Administration Guide

Troubleshooting

The following table identifies problems that you might encounter, their probable causes, and actions that you can take to solve them.

Table 61. Troubleshooting High Availability on Sun Cluster 2.2

Symptom Possible cause Action
Cannot mount logical host file system The logical host file system is normally mounted and unmounted during the failover of a logical host. During failover, there should be no active processes or open files under the logical host file system. In rare cases, processes that cannot be killed have their current working directory under the logical host file system. To find out if a process is under the mount point, use fuser(1m), or a GNU utility called lsof. Error messages are produced when the logical host file system cannot be mounted.^a Reboot the system, or move the logical host file system to another name and recreate it. Doing this allows the frozen process to stay under the directory (since it can't be killed), and allows the mount to take place.^b
The db2start or db2stop time-out does not work A SIGALRM signal may not break out of a blocking system call. Instead, the system call will restart as if the SA_RESTART flag were set with sigaction(). This causes time-outs for the DB2 HA agents to be ignored, and the agent method will hang instead of recovering from a hung db2start or db2stop command. Apply the required patch, 105210-17 (or later), for Solaris 2.6.
Logging into an instance hangs Although there are numerous reasons why this can happen, the most common reasons include NFS problems and the /usr/sbin/quota program. Check the NFS mounts to ensure that they are healthy, and look for quota processes owned by the instance owner. At the discretion of the system administrator, changing the quota program to a symbolic link to /bin/true may solve the problem. This is not a recommended solution, but it may work.
I just set up an EEE instance, but it does not start The hadb2_setup command does not add ports to the /etc/services file; it is expected that the administrator will add them manually. An error message is returned.^c Ensure that you have appropriate ports named in the /etc/services file.
START_NET method cannot start DB2
Turn off fault monitoring to ensure that the instance does not get failed over. Log in as the instance owner, and try to start DB2 manually.

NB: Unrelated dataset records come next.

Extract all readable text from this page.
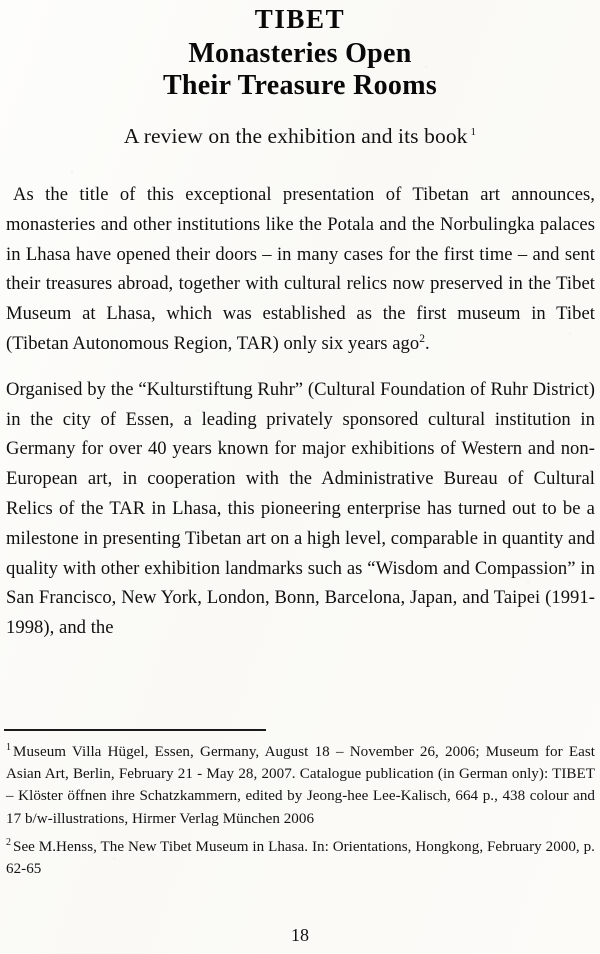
TIBET
Monasteries Open
Their Treasure Rooms

A review on the exhibition and its book $^1$

As the title of this exceptional presentation of Tibetan art announces, monasteries and other institutions like the Potala and the Norbulingka palaces in Lhasa have opened their doors – in many cases for the first time – and sent their treasures abroad, together with cultural relics now preserved in the Tibet Museum at Lhasa, which was established as the first museum in Tibet (Tibetan Autonomous Region, TAR) only six years ago$^2$.

Organised by the “Kulturstiftung Ruhr” (Cultural Foundation of Ruhr District) in the city of Essen, a leading privately sponsored cultural institution in Germany for over 40 years known for major exhibitions of Western and non-European art, in cooperation with the Administrative Bureau of Cultural Relics of the TAR in Lhasa, this pioneering enterprise has turned out to be a milestone in presenting Tibetan art on a high level, comparable in quantity and quality with other exhibition landmarks such as “Wisdom and Compassion” in San Francisco, New York, London, Bonn, Barcelona, Japan, and Taipei (1991-1998), and the

$^1$ Museum Villa Hügel, Essen, Germany, August 18 – November 26, 2006; Museum for East Asian Art, Berlin, February 21 - May 28, 2007. Catalogue publication (in German only): TIBET – Klöster öffnen ihre Schatzkammern, edited by Jeong-hee Lee-Kalisch, 664 p., 438 colour and 17 b/w-illustrations, Hirmer Verlag München 2006

$^2$ See M.Henss, The New Tibet Museum in Lhasa. In: Orientations, Hongkong, February 2000, p. 62-65

18
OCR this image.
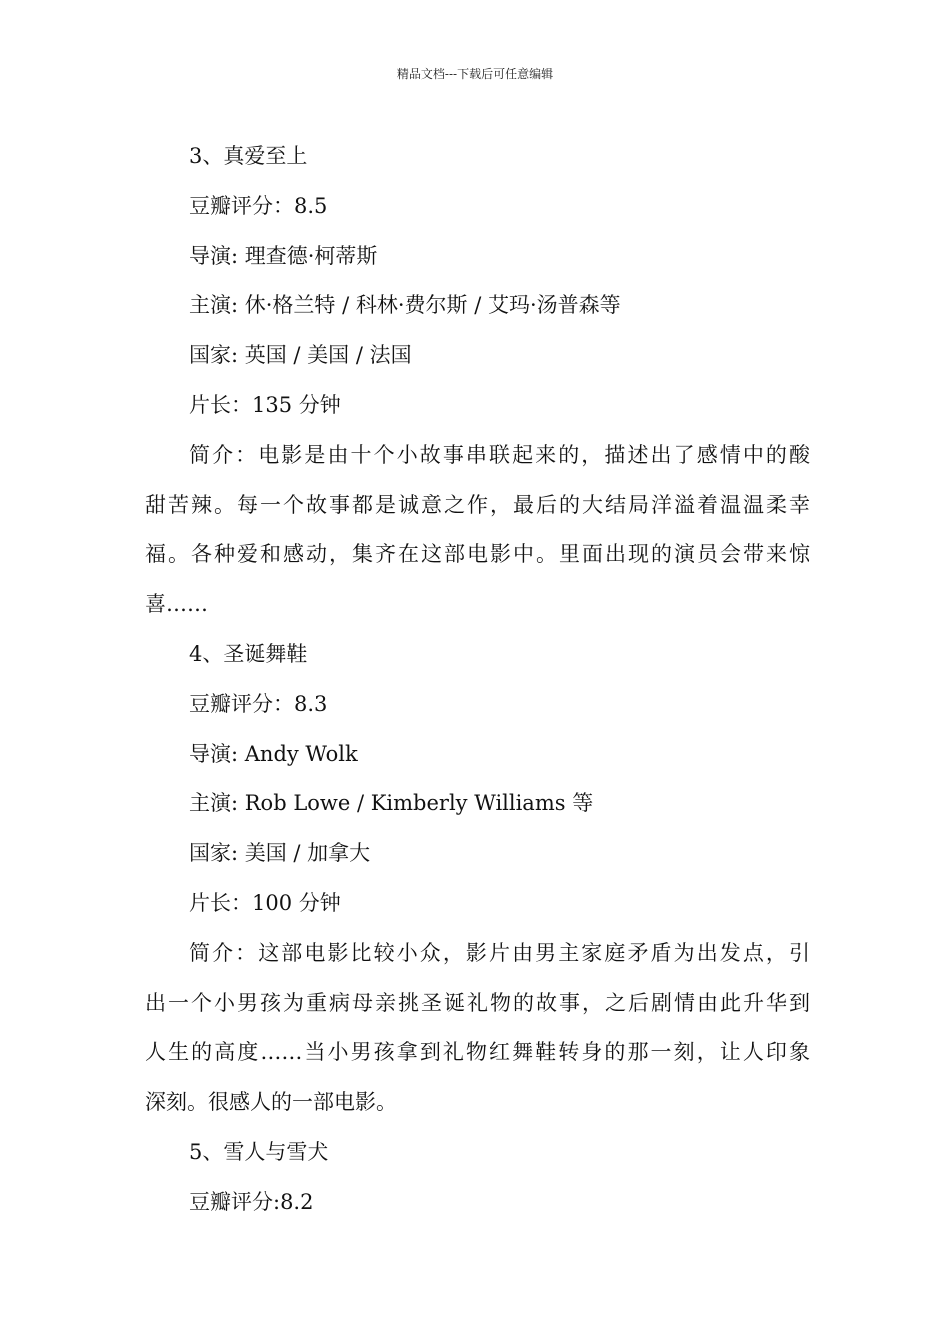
精品文档---下载后可任意编辑
3、真爱至上
豆瓣评分：8.5
导演: 理查德·柯蒂斯
主演: 休·格兰特 / 科林·费尔斯 / 艾玛·汤普森等
国家: 英国 / 美国 / 法国
片长：135 分钟
简介：电影是由十个小故事串联起来的，描述出了感情中的酸
甜苦辣。每一个故事都是诚意之作，最后的大结局洋溢着温温柔幸
福。各种爱和感动，集齐在这部电影中。里面出现的演员会带来惊
喜……
4、圣诞舞鞋
豆瓣评分：8.3
导演: Andy Wolk
主演: Rob Lowe / Kimberly Williams 等
国家: 美国 / 加拿大
片长：100 分钟
简介：这部电影比较小众，影片由男主家庭矛盾为出发点，引
出一个小男孩为重病母亲挑圣诞礼物的故事，之后剧情由此升华到
人生的高度……当小男孩拿到礼物红舞鞋转身的那一刻，让人印象
深刻。很感人的一部电影。
5、雪人与雪犬
豆瓣评分:8.2
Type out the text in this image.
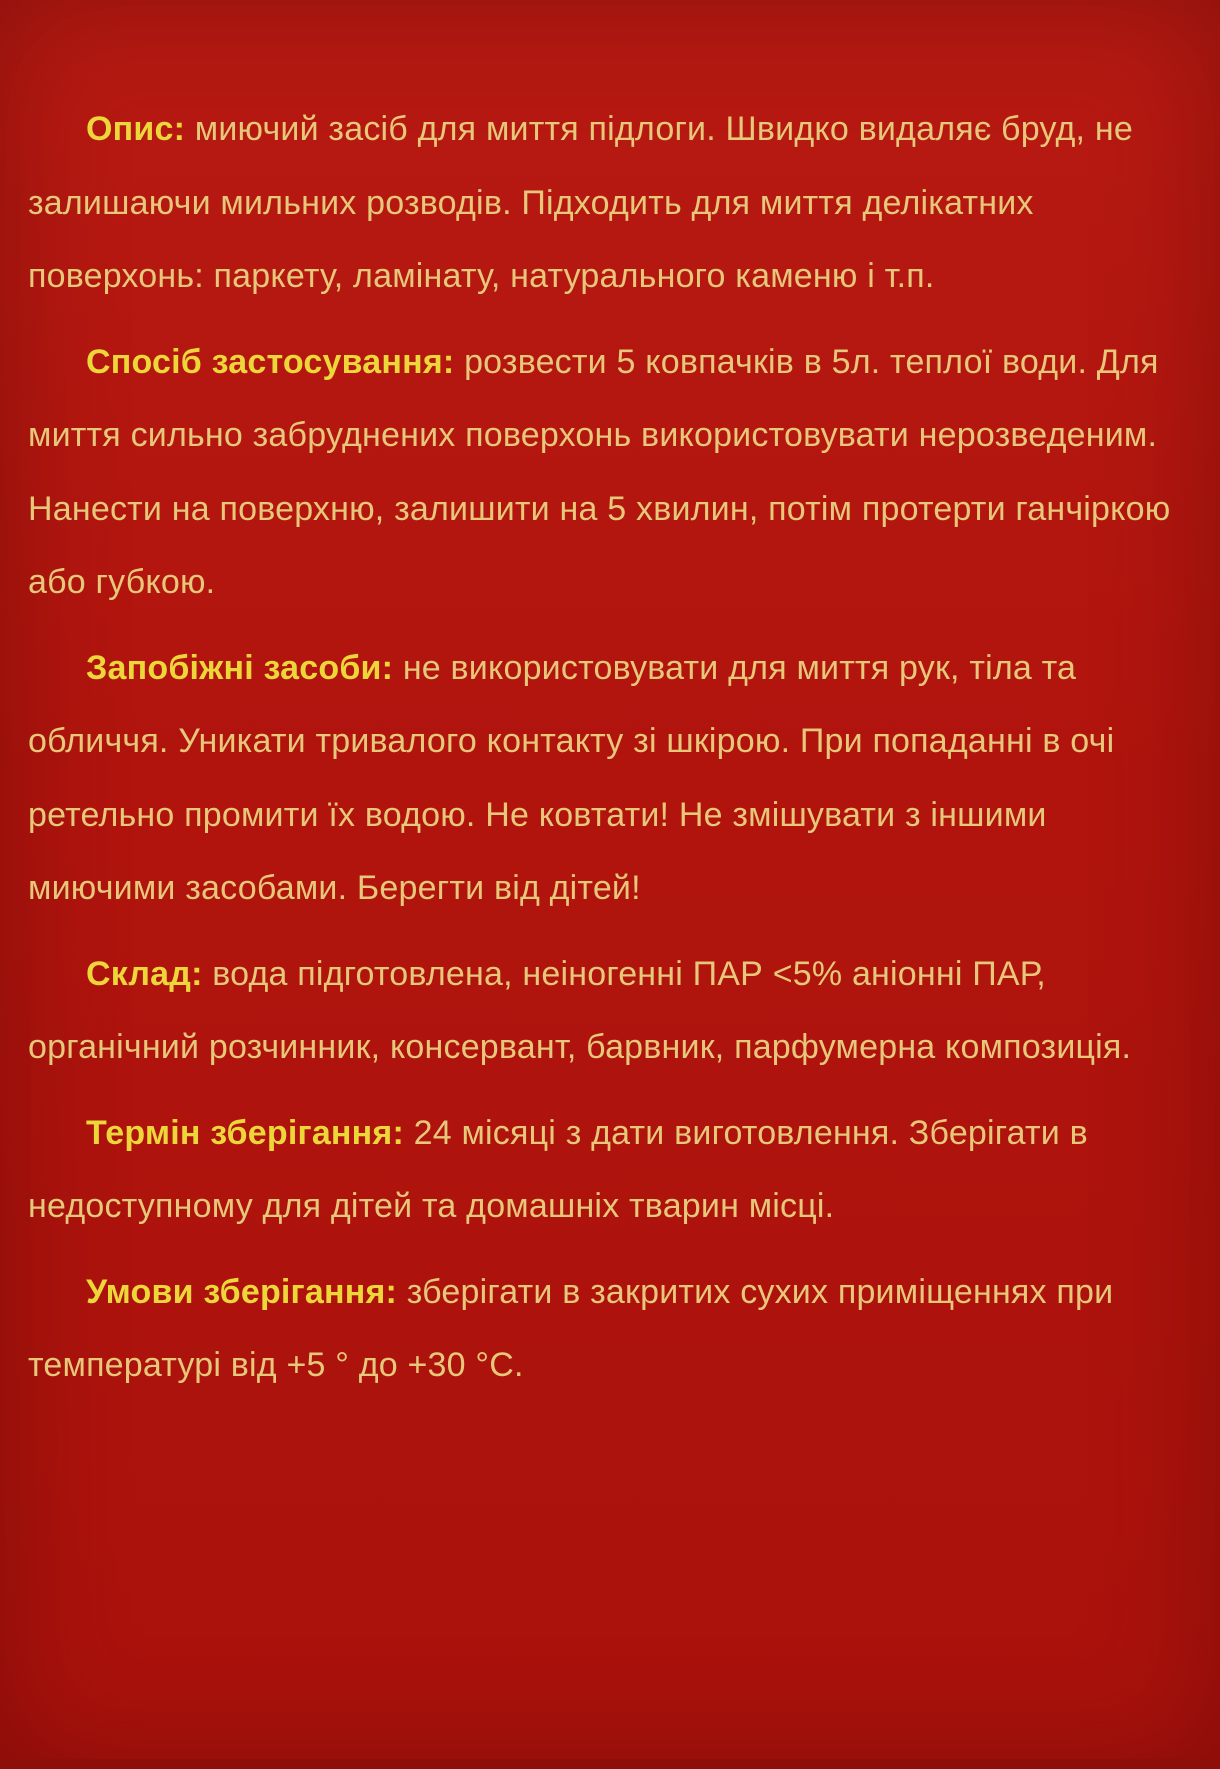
Опис: миючий засіб для миття підлоги. Швидко видаляє бруд, не залишаючи мильних розводів. Підходить для миття делікатних поверхонь: паркету, ламінату, натурального каменю і т.п.

Спосіб застосування: розвести 5 ковпачків в 5л. теплої води. Для миття сильно забруднених поверхонь використовувати нерозведеним. Нанести на поверхню, залишити на 5 хвилин, потім протерти ганчіркою або губкою.

Запобіжні засоби: не використовувати для миття рук, тіла та обличчя. Уникати тривалого контакту зі шкірою. При попаданні в очі ретельно промити їх водою. Не ковтати! Не змішувати з іншими миючими засобами. Берегти від дітей!

Склад: вода підготовлена, неіногенні ПАР <5% аніонні ПАР, органічний розчинник, консервант, барвник, парфумерна композиція.

Термін зберігання: 24 місяці з дати виготовлення. Зберігати в недоступному для дітей та домашніх тварин місці.

Умови зберігання: зберігати в закритих сухих приміщеннях при температурі від +5 ° до +30 °С.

Ensure that the hadb2tab configuration file has the correct instance type specified. For example, having a db2nodes.cfg file for an EE administrative instance will cause problems, and the HA agent methods will not be able to recover from this.
Ensure that the .rhosts file exists, and has valid entries in it.
Ensure that the HA-NFS file system is shared with root permissions for all machines in the cluster.
Check the kernel parameters, and ensure that they are correct.
Ensure that the /etc/services file contains entries for the instance.

The instance only works on one machine

The numeric uid for the instance may not be the same on each machine in the cluster.
The kernel parameters may not be valid on each machine in the cluster.
The hadb2tab file may not be the same on each machine in the cluster.
Other configuration files, such as the logical host vfstab file, may not be the same on each machine in the cluster.

If none of these causes appears to apply, try logging in as the instance owner, and start DB2 manually. For EE instances, this should work if the logical host that is hosting the instance is being hosted by the current machine. For EEE instances, this should work from any machine in the cluster that can host the database partitions.
su - <instance> -c "db2start" does not work

The .profile for the instance may not be su-"friendly".
There is a known problem with the Bourne shell (/bin/sh), in which the su command works manually, but not through the HA agent.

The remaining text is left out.